Representativeness of the Paquid cohort used for estimating dementia incidence and hazard ratio for death may also have consequences on our projections. Paquid was designed to be representative of two departments from South–West France and we found that the global mortality in Paquid fitted very well the French mortality [23]. Moreover, the estimation procedure for the Illness-death model accounted for competing mortality and interval censoring of dementia. Nevertheless, the estimates of dementia incidence and mortality risk for demented subjects suffer from a large uncertainty for the youngest and the oldest subjects due to small sample sizes or/and small number of events in these age ranges. This uncertainty is accounted for in the confidence intervals displayed in Table 1.

For evaluating the consequences of a public health intervention targeting a risk factor, we assumed that the risk factor was not modifiable after age 65 or that a later change in the risk factor did not change dementia and death risks. This strong assumption is supported by many observational studies suggesting that only mid-life HBP (40–65 years), and more generally mid-life cardio-vascular risk factors [3, 16], are associated with a higher risk of dementia while late-life HBP was found unassociated or protective (probably due to selection process or reverse causality) [17]. Moreover, dementia being a chronic disease with a very long and progressive pathological process [38] it is unlikely that late changes in risk factors have a great impact on dementia risk. The intervention was assumed to target individuals aged exactly 65 years old. In fact, the important assumption was that the intervention did not impact mortality rates before age 65. For instance our results are valid for an intervention targeting subjects aged 45–65 if it leaded to negligible change in mortality before age 65. This is a sensible assumption for HBP. Nevertheless, for other risk factors, it will be useful to extend the method to relax this assumption.
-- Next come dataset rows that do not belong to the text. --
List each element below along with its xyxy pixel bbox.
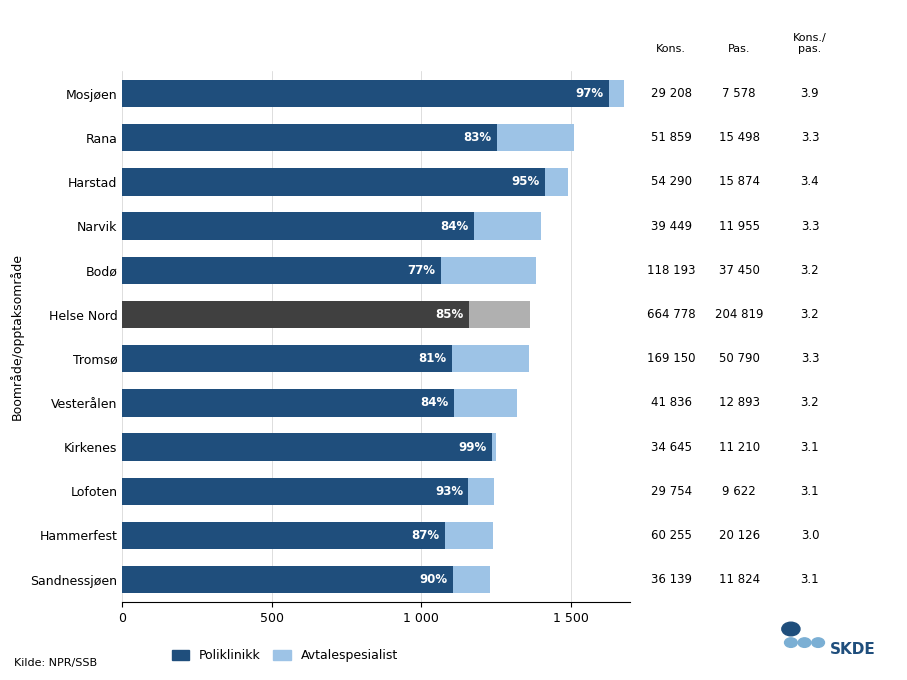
Text: 41 836: 41 836 xyxy=(650,396,692,409)
Bar xyxy=(122,124,497,152)
Text: 77%: 77% xyxy=(408,264,435,277)
Text: 3.2: 3.2 xyxy=(801,264,819,277)
Text: Kilde: NPR/SSB: Kilde: NPR/SSB xyxy=(14,658,97,668)
Bar xyxy=(497,124,573,152)
Bar xyxy=(122,522,444,549)
Bar xyxy=(468,477,494,505)
Text: 84%: 84% xyxy=(440,220,468,233)
Text: 20 126: 20 126 xyxy=(718,529,760,542)
Bar xyxy=(122,212,473,240)
Text: 3.9: 3.9 xyxy=(801,87,819,100)
Text: Kons.: Kons. xyxy=(656,44,687,54)
Bar xyxy=(441,256,536,284)
Text: 3.3: 3.3 xyxy=(801,352,819,365)
Text: 11 955: 11 955 xyxy=(718,220,760,233)
Text: 50 790: 50 790 xyxy=(718,352,760,365)
Text: 99%: 99% xyxy=(459,441,487,454)
Text: 11 824: 11 824 xyxy=(718,573,760,586)
Text: 95%: 95% xyxy=(512,175,540,188)
Text: 9 622: 9 622 xyxy=(722,485,756,498)
Text: Pas.: Pas. xyxy=(728,44,750,54)
Bar xyxy=(473,212,541,240)
Bar xyxy=(122,168,545,196)
Text: 3.2: 3.2 xyxy=(801,308,819,321)
Text: 664 778: 664 778 xyxy=(647,308,696,321)
Text: 97%: 97% xyxy=(576,87,604,100)
Bar xyxy=(469,301,531,328)
Text: 3.1: 3.1 xyxy=(801,485,819,498)
Bar xyxy=(454,389,517,417)
Text: 204 819: 204 819 xyxy=(715,308,764,321)
Bar xyxy=(122,301,469,328)
Text: 37 450: 37 450 xyxy=(718,264,760,277)
Text: 3.1: 3.1 xyxy=(801,573,819,586)
Text: 3.2: 3.2 xyxy=(801,396,819,409)
Text: 85%: 85% xyxy=(435,308,463,321)
Text: 54 290: 54 290 xyxy=(650,175,692,188)
Text: SKDE: SKDE xyxy=(830,642,875,657)
Text: 87%: 87% xyxy=(411,529,439,542)
Text: Kons./
pas.: Kons./ pas. xyxy=(793,33,827,54)
Text: 3.3: 3.3 xyxy=(801,220,819,233)
Bar xyxy=(122,345,452,373)
Text: 3.4: 3.4 xyxy=(801,175,819,188)
Text: 169 150: 169 150 xyxy=(647,352,696,365)
Text: 11 210: 11 210 xyxy=(718,441,760,454)
Text: 93%: 93% xyxy=(434,485,463,498)
Bar xyxy=(122,477,468,505)
Text: 36 139: 36 139 xyxy=(650,573,692,586)
Bar xyxy=(122,80,610,107)
Bar xyxy=(122,256,441,284)
Text: 39 449: 39 449 xyxy=(650,220,692,233)
Bar xyxy=(452,345,529,373)
Text: 3.1: 3.1 xyxy=(801,441,819,454)
Bar xyxy=(545,168,568,196)
Text: 15 874: 15 874 xyxy=(718,175,760,188)
Text: 118 193: 118 193 xyxy=(647,264,696,277)
Text: 7 578: 7 578 xyxy=(723,87,756,100)
Bar xyxy=(454,566,490,594)
Bar xyxy=(493,433,496,461)
Text: 29 754: 29 754 xyxy=(650,485,692,498)
Text: 60 255: 60 255 xyxy=(650,529,692,542)
Text: 29 208: 29 208 xyxy=(650,87,692,100)
Bar xyxy=(122,566,454,594)
Text: 34 645: 34 645 xyxy=(650,441,692,454)
Legend: Poliklinikk, Avtalespesialist: Poliklinikk, Avtalespesialist xyxy=(167,644,404,667)
Text: 81%: 81% xyxy=(418,352,446,365)
Text: 3.3: 3.3 xyxy=(801,131,819,144)
Y-axis label: Boområde/opptaksområde: Boområde/opptaksområde xyxy=(10,253,24,420)
Bar xyxy=(122,433,493,461)
Text: 90%: 90% xyxy=(420,573,448,586)
Text: 12 893: 12 893 xyxy=(718,396,760,409)
Text: 15 498: 15 498 xyxy=(718,131,760,144)
Text: 83%: 83% xyxy=(463,131,492,144)
Text: 51 859: 51 859 xyxy=(650,131,692,144)
Bar xyxy=(122,389,454,417)
Bar xyxy=(444,522,493,549)
Bar xyxy=(610,80,624,107)
Text: 3.0: 3.0 xyxy=(801,529,819,542)
Text: 84%: 84% xyxy=(420,396,448,409)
In conclusion, we provided updated projections of prevalence of dementia by 2030 according to several scenarios for mortality. In all cases, without change in the incidence rates, a large increase of the prevalence is expected (probably around 75 %) due to aging of the population and improvement in life expectancy. In particular, the prevalence among the oldest could be multiplied by three. A better care of HBP that would impact both mortality and dementia incidence rates would have a modest impact on dementia prevalence in 2030. We focused on hypertension because it is a frequent risk factor found associated with both dementia and mortality and for which effective treatments and prevention strategies are available. On the other hand, ApoE4 is a non-modifiable risk factors but a treatment targeting these subjects was recently envisaged [21, 22]. An efficient treatment of ApoE4 carrier would not change mortality and thus would reduce the number of dementia cases by 15–25 %. Up to now, few data are available to propose detailed scenarios of public-health intervention for dementia. Especially, intervention studies are needed to measure efficiency of treatment of HBP for reducing dementia incidence. Nevertheless, these results help to anticipate change in dementia prevalence according to different hypotheses and the method may be used to evaluate other scenarios.